Böylece yeni devletin yönetim biçimi bütün açıklığı ile ismini almış oldu. Cumhuriyetin ilanı ile "Egemenlik kayıtsız, şartsız milletindir" ilkesi de artık devlet yönetiminde en belirgin şekliyle yerini buldu.
Ardından cumhurbaşkanlığı seçimine geçildi. Yapılan gizli oylamada 158 milletvekilinin tamamının oyunu alan Gazi Mustafa Kemal Paşa, TBMM tarafından yeni Türk devletinin ilk cumhurbaşkanı seçildi.
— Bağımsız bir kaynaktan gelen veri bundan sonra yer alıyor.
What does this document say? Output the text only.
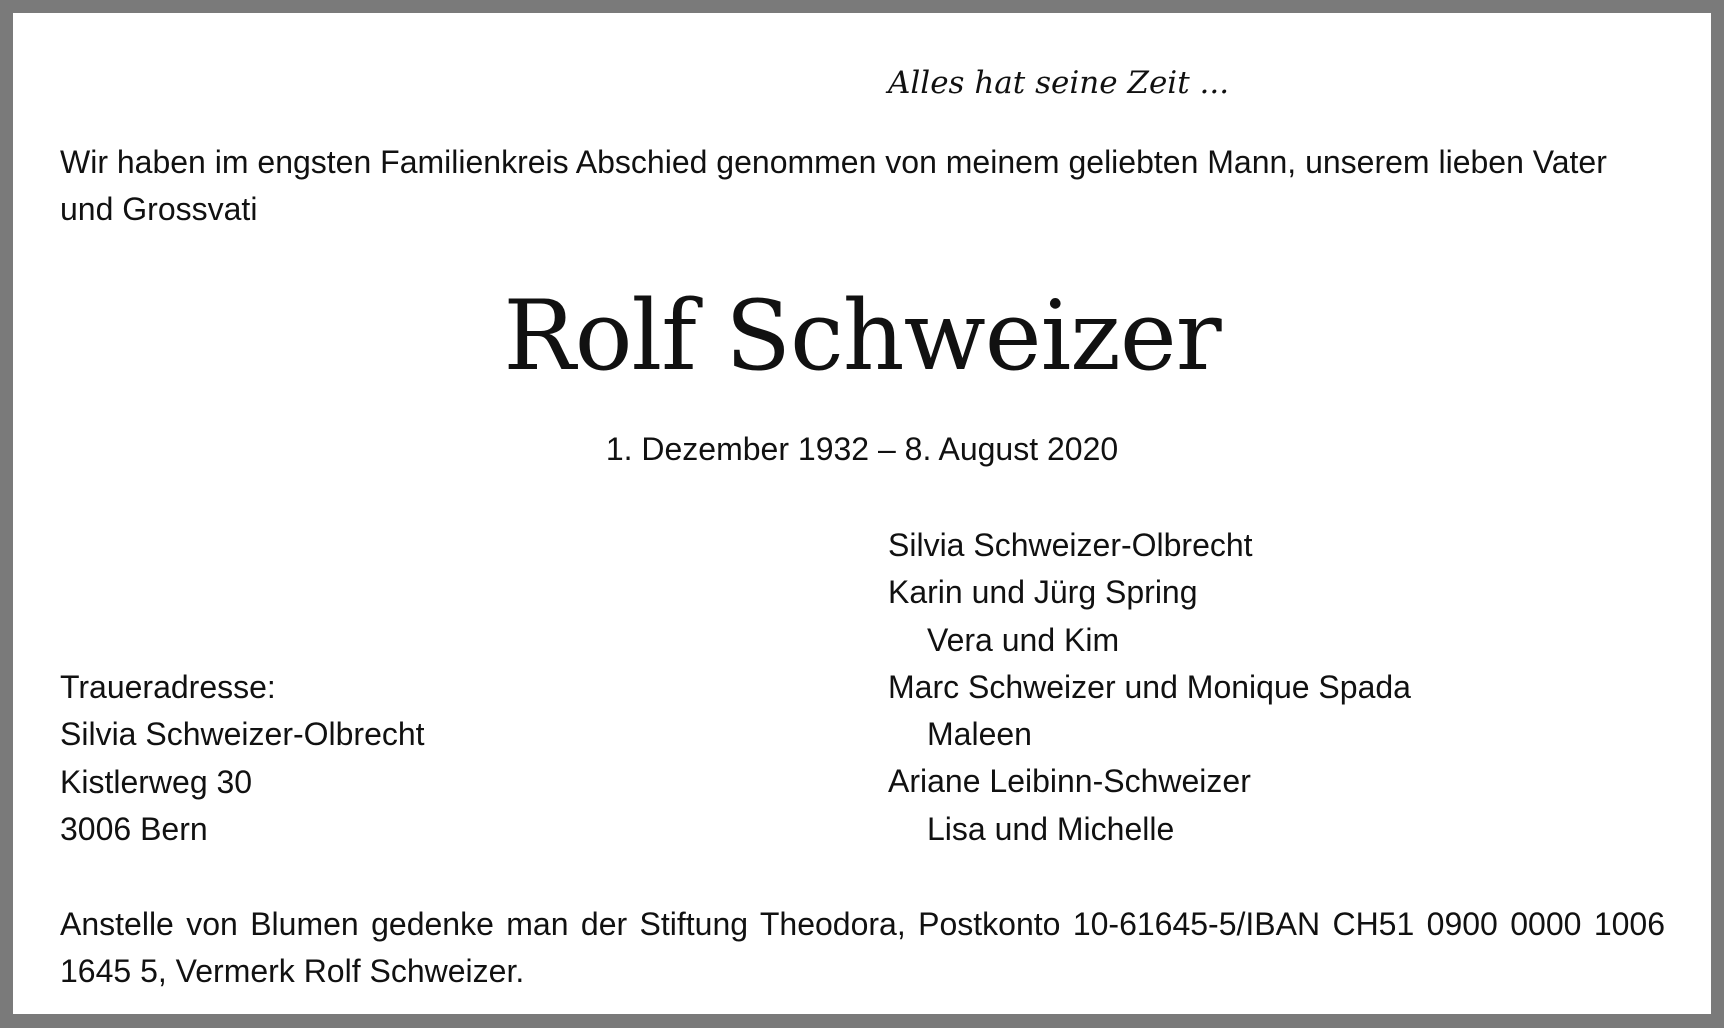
Alles hat seine Zeit ...

Wir haben im engsten Familienkreis Abschied genommen von meinem geliebten Mann, unserem lieben Vater und Grossvati

Rolf Schweizer
1. Dezember 1932 – 8. August 2020
Silvia Schweizer-Olbrecht
Karin und Jürg Spring
Vera und Kim
Marc Schweizer und Monique Spada
Maleen
Ariane Leibinn-Schweizer
Lisa und Michelle
Traueradresse:
Silvia Schweizer-Olbrecht
Kistlerweg 30
3006 Bern

Anstelle von Blumen gedenke man der Stiftung Theodora, Postkonto 10-61645-5/IBAN CH51 0900 0000 1006 1645 5, Vermerk Rolf Schweizer.
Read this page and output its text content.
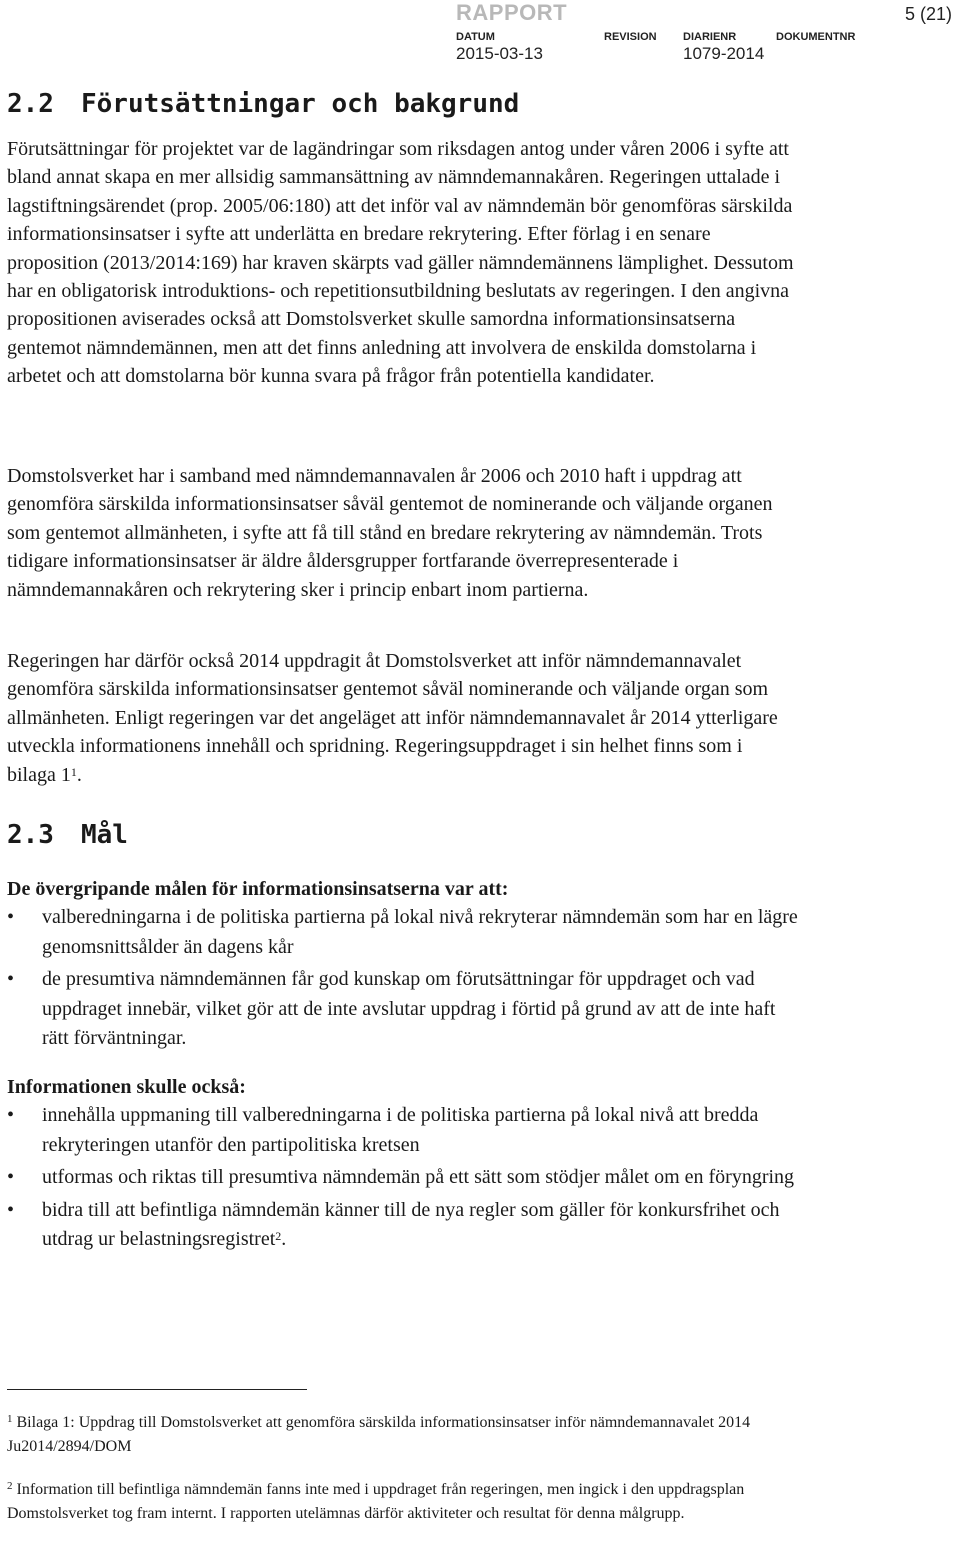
RAPPORT	5 (21)
DATUM
2015-03-13
REVISION DIARIENR
1079-2014
DOKUMENTNR
2.2 Förutsättningar och bakgrund

Förutsättningar för projektet var de lagändringar som riksdagen antog under våren 2006 i syfte att bland annat skapa en mer allsidig sammansättning av nämndemannakåren. Regeringen uttalade i lagstiftningsärendet (prop. 2005/06:180) att det inför val av nämndemän bör genomföras särskilda informationsinsatser i syfte att underlätta en bredare rekrytering. Efter förlag i en senare proposition (2013/2014:169) har kraven skärpts vad gäller nämndemännens lämplighet. Dessutom har en obligatorisk introduktions- och repetitionsutbildning beslutats av regeringen. I den angivna propositionen aviserades också att Domstolsverket skulle samordna informationsinsatserna gentemot nämndemännen, men att det finns anledning att involvera de enskilda domstolarna i arbetet och att domstolarna bör kunna svara på frågor från potentiella kandidater.

Domstolsverket har i samband med nämndemannavalen år 2006 och 2010 haft i uppdrag att genomföra särskilda informationsinsatser såväl gentemot de nominerande och väljande organen som gentemot allmänheten, i syfte att få till stånd en bredare rekrytering av nämndemän. Trots tidigare informationsinsatser är äldre åldersgrupper fortfarande överrepresenterade i nämndemannakåren och rekrytering sker i princip enbart inom partierna.

Regeringen har därför också 2014 uppdragit åt Domstolsverket att inför nämndemannavalet genomföra särskilda informationsinsatser gentemot såväl nominerande och väljande organ som allmänheten. Enligt regeringen var det angeläget att inför nämndemannavalet år 2014 ytterligare utveckla informationens innehåll och spridning. Regeringsuppdraget i sin helhet finns som i bilaga $1^1$.

2.3 Mål

De övergripande målen för informationsinsatserna var att:

• valberedningarna i de politiska partierna på lokal nivå rekryterar nämndemän som har en lägre genomsnittsålder än dagens kår
• de presumtiva nämndemännen får god kunskap om förutsättningar för uppdraget och vad uppdraget innebär, vilket gör att de inte avslutar uppdrag i förtid på grund av att de inte haft rätt förväntningar.

Informationen skulle också:

• innehålla uppmaning till valberedningarna i de politiska partierna på lokal nivå att bredda rekryteringen utanför den partipolitiska kretsen
• utformas och riktas till presumtiva nämndemän på ett sätt som stödjer målet om en föryngring
• bidra till att befintliga nämndemän känner till de nya regler som gäller för konkursfrihet och utdrag ur belastningsregistret$^2$.

$^1$ Bilaga 1: Uppdrag till Domstolsverket att genomföra särskilda informationsinsatser inför nämndemannavalet 2014 Ju2014/2894/DOM

$^2$ Information till befintliga nämndemän fanns inte med i uppdraget från regeringen, men ingick i den uppdragsplan Domstolsverket tog fram internt. I rapporten utelämnas därför aktiviteter och resultat för denna målgrupp.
Bunun üzerine kürsüye gelen Mustafa Kemal Paşa konuşmasını, "Türkiye Cumhuriyeti mesut, muvaffak ve muzaffer olacaktır." sözüyle bitirdi.
29 EKİM NE ZAMAN MİLLİ BAYRAM OLDU, İLAN EDİLDİ?
İlk hükümeti kurma görevini İsmet İnönü üstlenirken, Fethi Okyar'da ilk TBMM Başkanı olarak tarihe geçti. 29 Ekim gecesi ve 30 Ekim günü tüm yurtta Türk halkı Cumhuriyetin kurulmasını kutladı. 26 Ekim 1924 tarihinde alınan kararla Cumhuriyetin ilanının 101 pare atışı ve etkinliklerle kutlanması kararlaştırıldı. Hariciye Vekaleti 2 Şubat 1925 tarihinde meclise kanun teklifi sunarak 29 Ekim tarihinin bayram olmasını önerdi. Kanun teklifi kabul edilerek 1925 ssenesi itibari ile 29 Ekim milli bayram olarak kutlanmaya başlandı.